LPEM UI Usul Pemerintah Naikkan Dana Transfer ke Daerah untuk Setop Keresahan

Rahayu Subekti
3 September 2025, 18:08
Massa dari Aliansi Balikpapan Bergerak melakukan unjuk rasa di depan Kantor DPRD Kota Balikpapan, Kalimantan Timur, Senin (1/9/2025).
ANTARA FOTO/Aditya Nugroho/nz
Massa dari Aliansi Balikpapan Bergerak melakukan unjuk rasa di depan Kantor DPRD Kota Balikpapan, Kalimantan Timur, Senin (1/9/2025).
Button AI SummarizeMembuat ringkasan dengan AI

Lembaga Penyelidikan Ekonomi dan Masyarakat (LPEM) FEB UI menyarankan pemerintah mencabut kebijakan pemangkasan dana transfer ke daerah atau TKD.  Keputusan pemerintah pusat yang memangkas TKD sebagai salah satu penyebab menurunnya kepercayaan masyarakat yang memicu demonstrasi di banyak daerah.

“Dalam jangka pendek, pertama yang harus dilakukan adalah peningkatan transfer ke daerah,” kata Peneliti Senior LPEM FEB UI Teguh Dartanto dalam Podcast LPEM FEB UI di YouTube, Selasa (2/9).

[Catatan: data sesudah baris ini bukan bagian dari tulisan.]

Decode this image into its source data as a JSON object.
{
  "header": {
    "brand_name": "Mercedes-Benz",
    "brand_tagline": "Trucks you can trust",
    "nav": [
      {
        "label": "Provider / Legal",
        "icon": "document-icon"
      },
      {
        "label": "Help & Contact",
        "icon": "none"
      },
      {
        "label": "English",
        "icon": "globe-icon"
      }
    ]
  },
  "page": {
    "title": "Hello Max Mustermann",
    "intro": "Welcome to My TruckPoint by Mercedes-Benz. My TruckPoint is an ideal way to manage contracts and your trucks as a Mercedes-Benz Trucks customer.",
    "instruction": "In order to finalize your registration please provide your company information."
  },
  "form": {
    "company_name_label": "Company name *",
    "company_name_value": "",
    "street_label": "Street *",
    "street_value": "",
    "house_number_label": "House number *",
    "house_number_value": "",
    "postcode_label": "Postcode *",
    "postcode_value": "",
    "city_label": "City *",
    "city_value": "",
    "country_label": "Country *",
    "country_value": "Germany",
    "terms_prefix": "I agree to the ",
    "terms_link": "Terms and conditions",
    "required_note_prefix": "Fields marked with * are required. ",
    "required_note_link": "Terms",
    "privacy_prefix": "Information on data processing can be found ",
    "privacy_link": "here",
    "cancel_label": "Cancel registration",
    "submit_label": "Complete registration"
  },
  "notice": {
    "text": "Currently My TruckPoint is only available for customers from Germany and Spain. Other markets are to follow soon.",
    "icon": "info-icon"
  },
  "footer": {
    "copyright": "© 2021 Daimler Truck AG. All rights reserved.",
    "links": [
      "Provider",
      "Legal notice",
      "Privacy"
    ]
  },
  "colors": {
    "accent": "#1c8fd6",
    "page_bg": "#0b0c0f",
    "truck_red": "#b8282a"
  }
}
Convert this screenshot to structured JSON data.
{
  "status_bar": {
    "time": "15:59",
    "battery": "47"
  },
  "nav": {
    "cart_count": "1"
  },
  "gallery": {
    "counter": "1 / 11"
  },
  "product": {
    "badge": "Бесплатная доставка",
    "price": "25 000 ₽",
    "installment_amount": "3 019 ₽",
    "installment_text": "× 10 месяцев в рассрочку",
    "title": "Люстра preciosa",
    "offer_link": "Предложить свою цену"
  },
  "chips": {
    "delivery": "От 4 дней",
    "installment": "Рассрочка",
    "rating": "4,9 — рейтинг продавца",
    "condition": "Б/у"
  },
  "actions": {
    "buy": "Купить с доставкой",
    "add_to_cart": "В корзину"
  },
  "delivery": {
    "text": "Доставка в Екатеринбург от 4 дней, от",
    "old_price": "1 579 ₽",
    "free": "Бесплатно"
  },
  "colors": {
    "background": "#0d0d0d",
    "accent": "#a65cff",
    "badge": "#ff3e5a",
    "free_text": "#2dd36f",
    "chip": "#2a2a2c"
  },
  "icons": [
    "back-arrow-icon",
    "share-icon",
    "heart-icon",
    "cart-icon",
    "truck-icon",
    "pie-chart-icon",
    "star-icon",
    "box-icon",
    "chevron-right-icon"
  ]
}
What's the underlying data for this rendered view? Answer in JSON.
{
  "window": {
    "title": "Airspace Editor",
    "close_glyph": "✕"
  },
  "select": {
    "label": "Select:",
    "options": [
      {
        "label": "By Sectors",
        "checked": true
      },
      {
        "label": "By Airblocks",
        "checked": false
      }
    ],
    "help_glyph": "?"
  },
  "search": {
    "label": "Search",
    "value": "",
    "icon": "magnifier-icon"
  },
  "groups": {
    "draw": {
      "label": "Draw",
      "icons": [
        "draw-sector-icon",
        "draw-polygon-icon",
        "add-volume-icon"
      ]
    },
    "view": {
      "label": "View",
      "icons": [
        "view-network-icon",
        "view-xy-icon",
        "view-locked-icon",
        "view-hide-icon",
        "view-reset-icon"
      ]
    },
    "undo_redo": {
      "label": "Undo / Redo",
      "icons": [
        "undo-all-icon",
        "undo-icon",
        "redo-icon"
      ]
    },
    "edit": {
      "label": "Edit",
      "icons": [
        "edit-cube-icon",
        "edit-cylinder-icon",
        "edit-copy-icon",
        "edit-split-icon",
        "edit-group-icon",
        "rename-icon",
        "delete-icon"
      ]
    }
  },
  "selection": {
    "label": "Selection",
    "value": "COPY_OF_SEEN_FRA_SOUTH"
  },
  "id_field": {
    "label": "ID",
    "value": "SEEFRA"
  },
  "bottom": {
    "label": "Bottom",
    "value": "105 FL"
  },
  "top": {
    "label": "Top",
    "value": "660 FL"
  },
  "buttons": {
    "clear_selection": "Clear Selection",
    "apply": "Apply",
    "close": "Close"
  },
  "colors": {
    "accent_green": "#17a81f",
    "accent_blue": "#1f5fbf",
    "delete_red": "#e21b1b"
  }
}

Kenaikan TKD dinilai bisa membatalkan kenaikan pungutan seperti pajak bumi dan bangunan (PBB) di daerah. Sehingga bisa meredakan keresahan masyarakat yang belakangan terjadi dan pemda tidak terlalu pusing dalam mengelola administrasinya.

“Karena pajak daerah ini sebenarnya salah satu pencetus utama yang menjadi bergulir seperti bola salju protes-protes masyarakat belakangan ini,” ujar Teguh.

Ia mengungkapkan pemerintah juga memiliki alternatif lain jika sulit membatalkan pemangkasan dana TKD. Salah satunya dengan mengkaji kembali fokus pelaksanaan makan bergizi gratis (MBG) yang membutuhkan banyak anggaran.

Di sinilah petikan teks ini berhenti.